Just before his 17th birthday, he experienced an evangelical religious conversion and planned to train as a doctor and then travel to China as a missionary. But, when he arrived in London to study medicine, he was shocked by the sight of children sleeping in the street, begging for food and becoming involved in prostitution.

He set up a “ragged school” for children in the East End and in 1870 established his first home in Stepney for orphans and neglected children. The children were fed and clothed, with some “boarded out” to foster parents or sent abroad to Australia or Canada. Girls were trained in domestic service and boys learnt a trade.

Always an astute networker and self-publicist, Barnardo enlisted the help of Lord Shaftesbury and the banker Robert Barclay to fund his work. He also revolutionised attitudes towards charity by encouraging small donations from as many people as could afford to give, rather than focusing on rich philanthropists.

He became known for his non-judgemental attitude towards those he helped, refusing to distinguish between the “deserving” and “undeserving” poor, and his work with prostitutes. He was once named as a suspect in the Jack the Ripper murders because of his association with prostitutes.

One of Barnardo’s more canny moves came in 1874, when he set up a photography department at his Stepney Boys’ Home. Over the next 30 years, every child who entered the homes had a “before” and “after” photograph taken to illustrate the success of Barnardo’s work. The pictures, with captions such as “Once a little vagrant – now a little workman!” were turned into cards which were then sold for sixpence each.

They became hugely popular, although it subsequently transpired that many of the “vagrant” children came to the homes well-dressed and had to be changed into rags.

Before his 30th birthday, he was one of the leading lights in Victorian philanthropy, having established more than a dozen children’s homes, a mission church, an employment agency and schools.

Barnardo was also one of the first people to focus on the needs of disabled children, a field he focused on after his seventh child was born with Down’s syndrome.

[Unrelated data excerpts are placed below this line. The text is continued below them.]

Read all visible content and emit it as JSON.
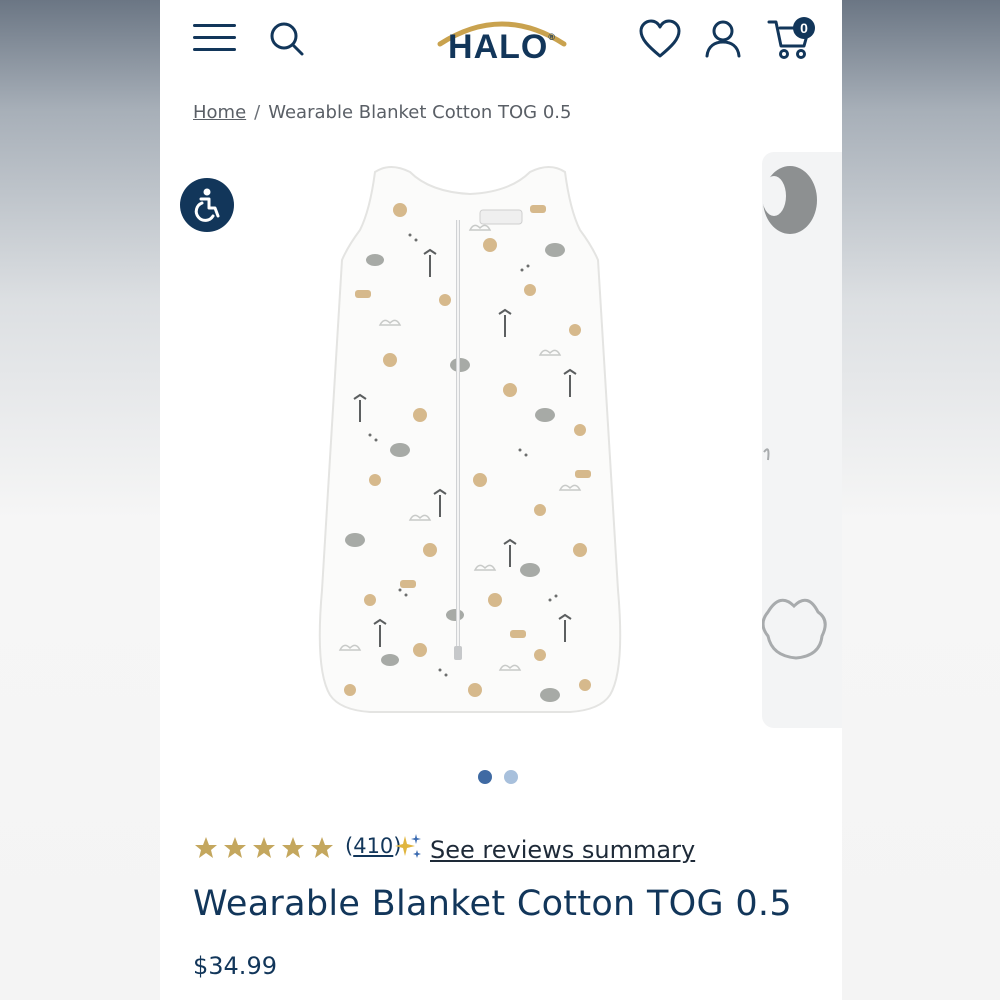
{
  "header": {
    "logo_text": "HALO",
    "logo_mark": "®",
    "cart_count": "0",
    "icons": [
      "menu-icon",
      "search-icon",
      "heart-icon",
      "account-icon",
      "cart-icon"
    ]
  },
  "breadcrumb": {
    "home": "Home",
    "separator": "/",
    "current": "Wearable Blanket Cotton TOG 0.5"
  },
  "gallery": {
    "slide_count": 2,
    "active_slide": 1
  },
  "reviews": {
    "rating": 5,
    "count_open": "(",
    "count": "410",
    "count_close": ")",
    "summary_link": "See reviews summary"
  },
  "product": {
    "title": "Wearable Blanket Cotton TOG 0.5",
    "price": "$34.99"
  },
  "colors": {
    "brand_navy": "#12365a",
    "logo_gold": "#c9a24e",
    "star_gold": "#c4a75e",
    "dot_active": "#3f6aa3",
    "dot_inactive": "#a8c0dc"
  }
}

But Barnardo’s methods were by no means universally applauded, not least by the parents of some of the children he claimed to have “rescued”. His “philanthropic abductions” from parents he considered immoral or neglectful led to 88 appearances in court by 1896.

The doctor also ran his ever-expanding charity concerns almost single-handedly, and his high profile began to irk rival evangelists and charity workers.

In 1877, the Charity Organisation Society accused him of financial malpractice, cruelty to children, falsely claiming to be a doctor and even immorality. A court of arbitration mounted a four-month investigation and eventually dismissed the most serious charges against him, but it was critical of the lack of a committee to oversee his work and his somewhat slippery financial practices.

By the time Barnardo died in 1905, there were nearly 8,000 children in 96 residential homes. It was estimated that over 40 years he raised almost £4m and helped 60,000 children.

In more recent times the charity’s image suffered from allegations of sexual and physical abuse in its homes. Tales of hardship suffered by many of the children who were sent abroad led to that process being stopped in 1967. The last traditional home closed in 1989.